Australia legalises psychedelics for mental health

  • > MDMA - also known as the party drug ecstasy - is a synthetic drug that acts as a hallucinogen.

    This is misleading. It's 3,4-Methylenedioxymethamphetamine, an amphetamine and a stimulant. It has minor psychedelic effects and no one in their right mind would consider it a hallucinogen.

  • It's nice to hear, in principle.

    Also expensive.

    The requirement that, for the entire (up to 8-10 hour) duration of the trip, a suitably qualified therapist be on hand, must dictate that each non-trivial dosage under this regime will have a ticket price of several thousand dollars per-time.

    It's one of the catch-22s in medicine. That a poor person on the street can have the same experience for $50 as a rich person has for $5000, with the difference in cost being the literal $4950 more of specialists and testers and monitors and side experts that the rich person is paying for. For reasons, yes, but that doesn't change the numbers, the fact that for every one of the latter there are 10 of the former.

  • But marijuana is illegal most places in Australia.

    So young people who want to get high have to go to drug dealers who also offer meth and other drugs.

    Thanks, conservative Australian politicians.

  • This sounds great on paper, but there's a devil lurking in the detail:

    > The regulator says there are currently no approved products that contain MDMA or psilocybin. However the reclassification means psychiatrists will be able to access and legally supply certain medicines that contain them, even if they have not been evaluated for safety or effectiveness.

    How exactly is this supposed to work then? Are psychiatrists supposed to order MDMA/psilocybin directly from the companies that produce the two for research use, which presumably involves fearsome bureaucracy and markups?

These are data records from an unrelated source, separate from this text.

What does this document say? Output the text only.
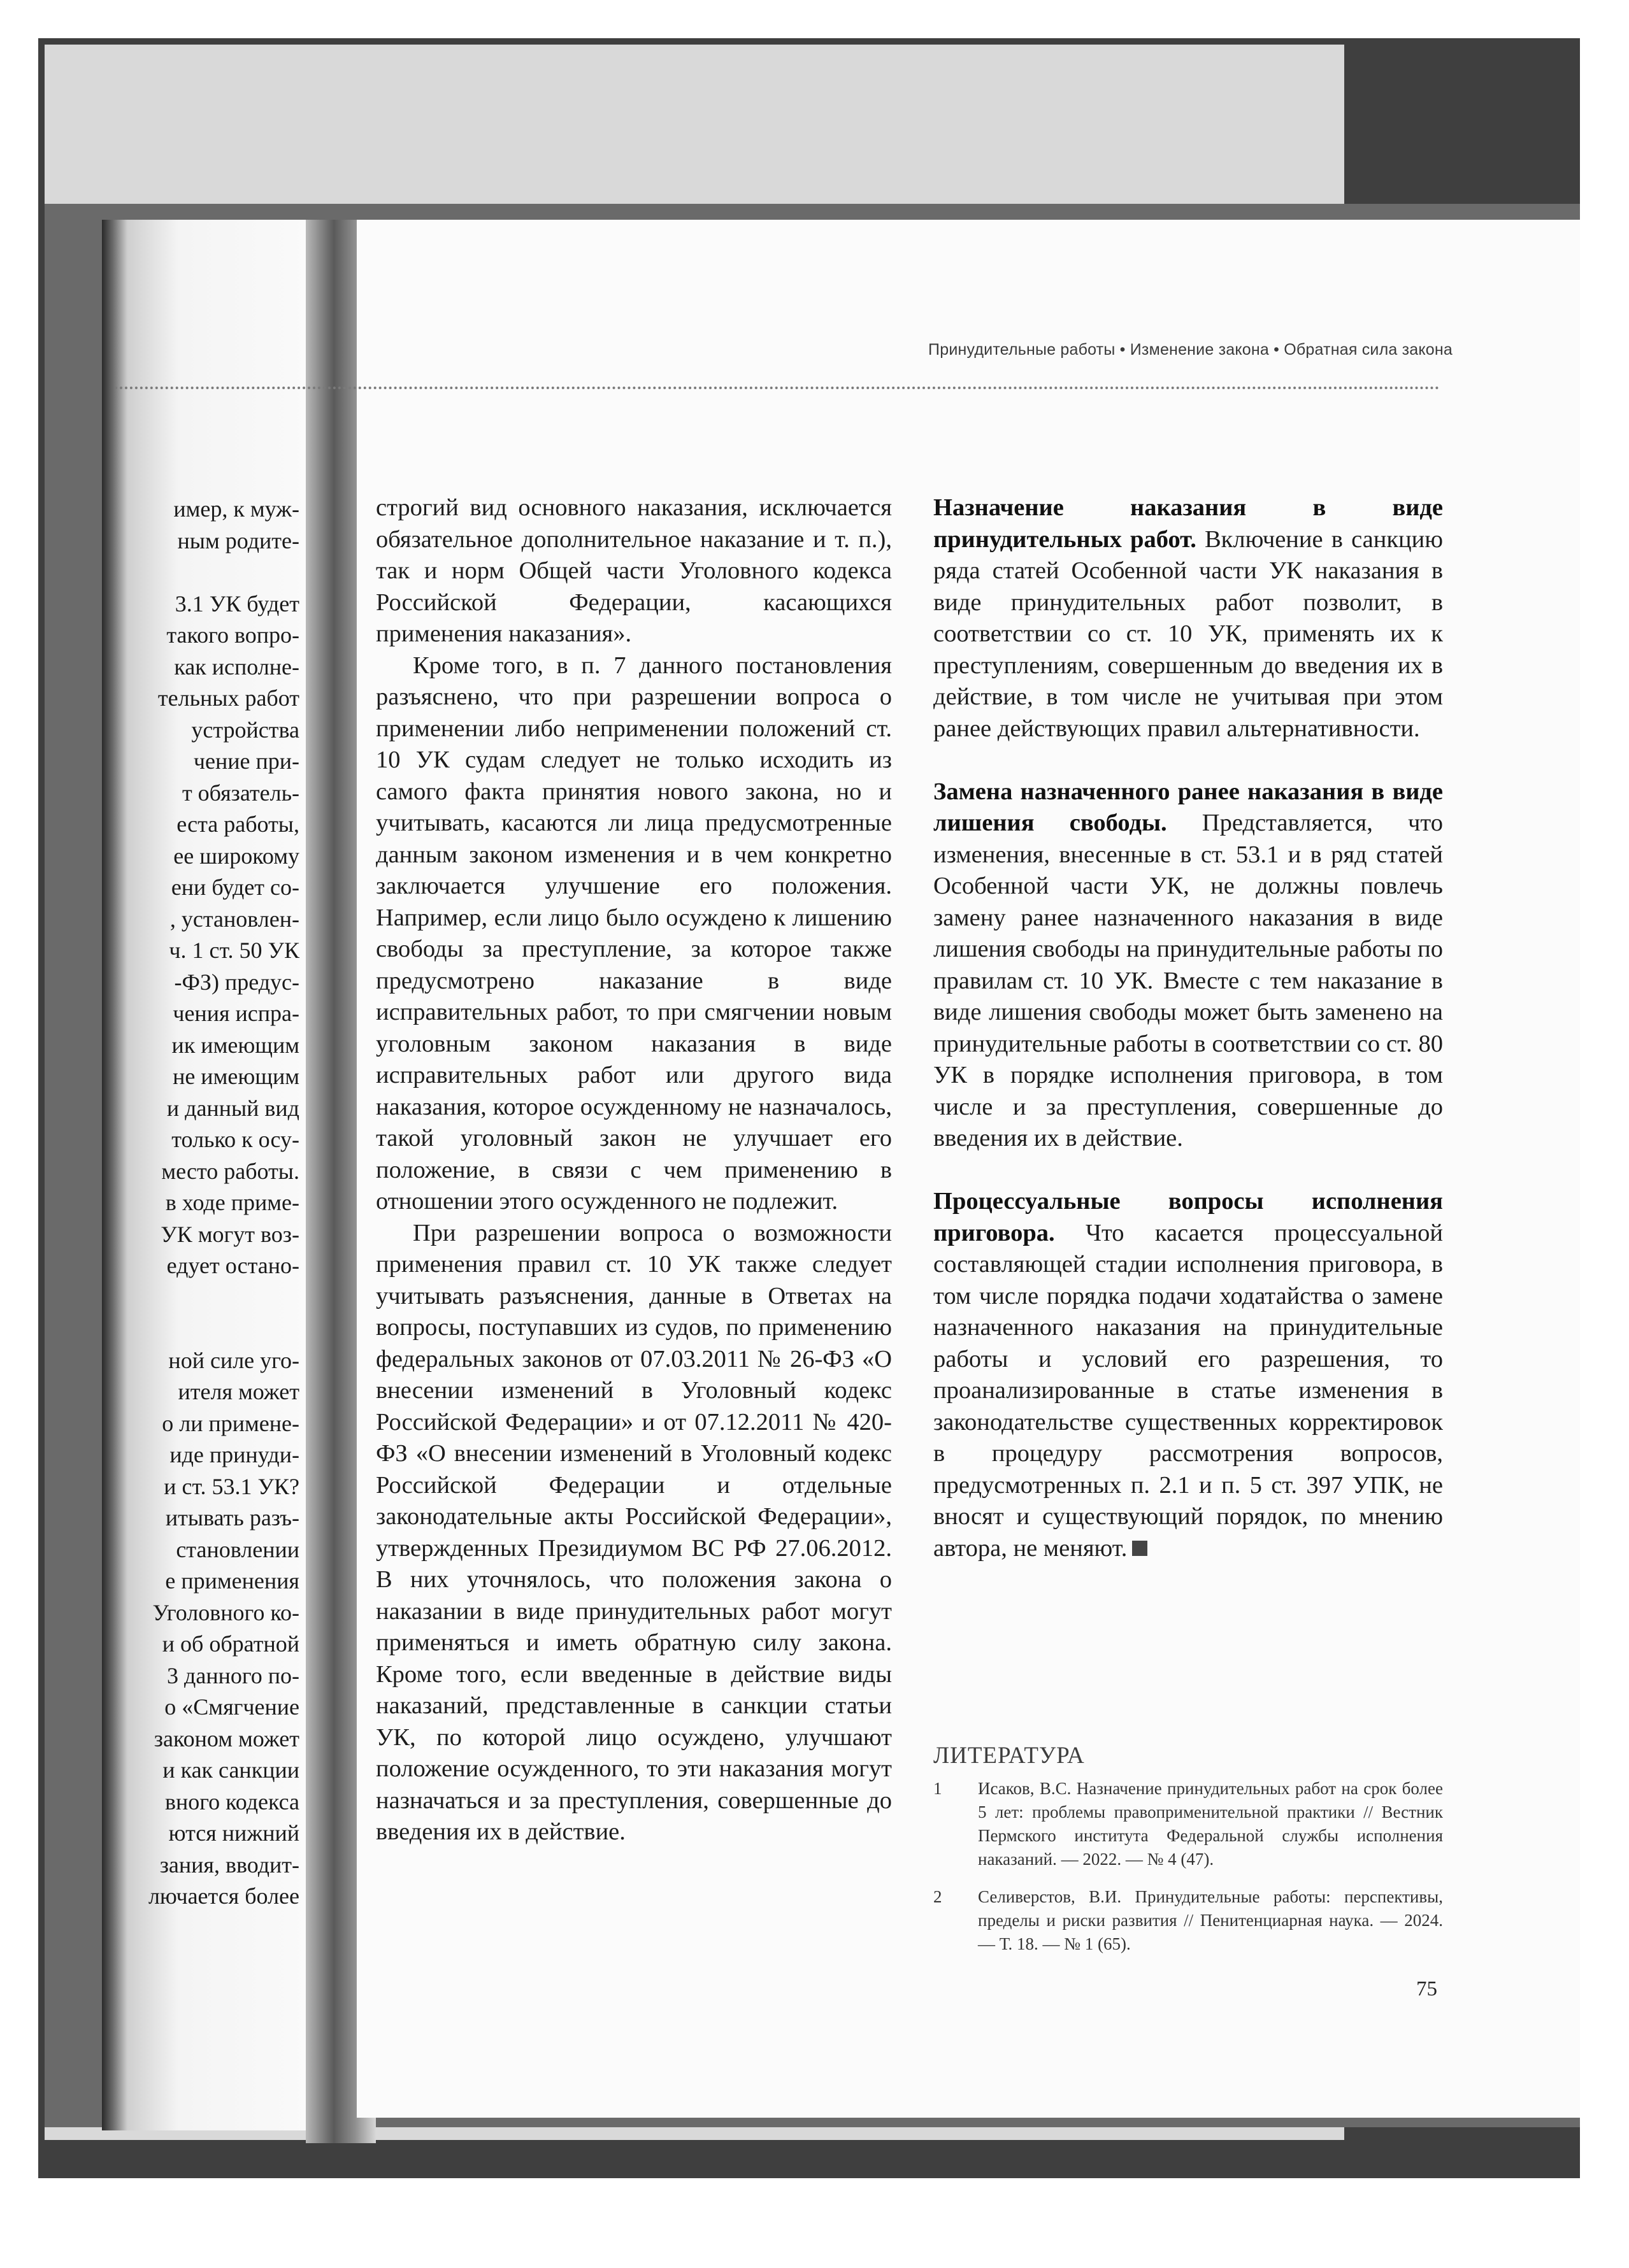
имер, к муж-
ным родите-
3.1 УК будет
такого вопро-
как исполне-
тельных работ
устройства
чение при-
т обязатель-
еста работы,
ее широкому
ени будет со-
, установлен-
ч. 1 ст. 50 УК
-ФЗ) предус-
чения испра-
ик имеющим
не имеющим
и данный вид
только к осу-
место работы.
в ходе приме-
УК могут воз-
едует остано-
ной силе уго-
ителя может
о ли примене-
иде принуди-
и ст. 53.1 УК?
итывать разъ-
становлении
е применения
Уголовного ко-
и об обратной
3 данного по-
о «Смягчение
законом может
и как санкции
вного кодекса
ются нижний
зания, вводит-
лючается более
Принудительные работы • Изменение закона • Обратная сила закона

строгий вид основного наказания, исключается обязательное дополнительное наказание и т. п.), так и норм Общей части Уголовного кодекса Российской Федерации, касающихся применения наказания».

Кроме того, в п. 7 данного постановления разъяснено, что при разрешении вопроса о применении либо неприменении положений ст. 10 УК судам следует не только исходить из самого факта принятия нового закона, но и учитывать, касаются ли лица предусмотренные данным законом изменения и в чем конкретно заключается улучшение его положения. Например, если лицо было осуждено к лишению свободы за преступление, за которое также предусмотрено наказание в виде исправительных работ, то при смягчении новым уголовным законом наказания в виде исправительных работ или другого вида наказания, которое осужденному не назначалось, такой уголовный закон не улучшает его положение, в связи с чем применению в отношении этого осужденного не подлежит.

При разрешении вопроса о возможности применения правил ст. 10 УК также следует учитывать разъяснения, данные в Ответах на вопросы, поступавших из судов, по применению федеральных законов от 07.03.2011 № 26-ФЗ «О внесении изменений в Уголовный кодекс Российской Федерации» и от 07.12.2011 № 420-ФЗ «О внесении изменений в Уголовный кодекс Российской Федерации и отдельные законодательные акты Российской Федерации», утвержденных Президиумом ВС РФ 27.06.2012. В них уточнялось, что положения закона о наказании в виде принудительных работ могут применяться и иметь обратную силу закона. Кроме того, если введенные в действие виды наказаний, представленные в санкции статьи УК, по которой лицо осуждено, улучшают положение осужденного, то эти наказания могут назначаться и за преступления, совершенные до введения их в действие.

Назначение наказания в виде принудительных работ. Включение в санкцию ряда статей Особенной части УК наказания в виде принудительных работ позволит, в соответствии со ст. 10 УК, применять их к преступлениям, совершенным до введения их в действие, в том числе не учитывая при этом ранее действующих правил альтернативности.

Замена назначенного ранее наказания в виде лишения свободы. Представляется, что изменения, внесенные в ст. 53.1 и в ряд статей Особенной части УК, не должны повлечь замену ранее назначенного наказания в виде лишения свободы на принудительные работы по правилам ст. 10 УК. Вместе с тем наказание в виде лишения свободы может быть заменено на принудительные работы в соответствии со ст. 80 УК в порядке исполнения приговора, в том числе и за преступления, совершенные до введения их в действие.

Процессуальные вопросы исполнения приговора. Что касается процессуальной составляющей стадии исполнения приговора, в том числе порядка подачи ходатайства о замене назначенного наказания на принудительные работы и условий его разрешения, то проанализированные в статье изменения в законодательстве существенных корректировок в процедуру рассмотрения вопросов, предусмотренных п. 2.1 и п. 5 ст. 397 УПК, не вносят и существующий порядок, по мнению автора, не меняют.

ЛИТЕРАТУРА
1 Исаков, В.С. Назначение принудительных работ на срок более 5 лет: проблемы правоприменительной практики // Вестник Пермского института Федеральной службы исполнения наказаний. — 2022. — № 4 (47).
2 Селиверстов, В.И. Принудительные работы: перспективы, пределы и риски развития // Пенитенциарная наука. — 2024. — Т. 18. — № 1 (65).
75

    It sounds like this would make the law effectively a dead letter until a regular pharma company goes through the Australian approval process and gets the drugs into pharmacies. Medical marijuana in Australia has suffered from similar issues, with an onerous approval process in many states making it very difficult to get a prescription.

  • That's great !! Aussie rock should be precribed along with psychedelics for better results

  • > Experts say there is still the risk of a "bad trip", which is when the user has an unpleasant experience while under the influence of drugs.

    All psychiatric treatments have a risk of a bad experience, including talk therapy.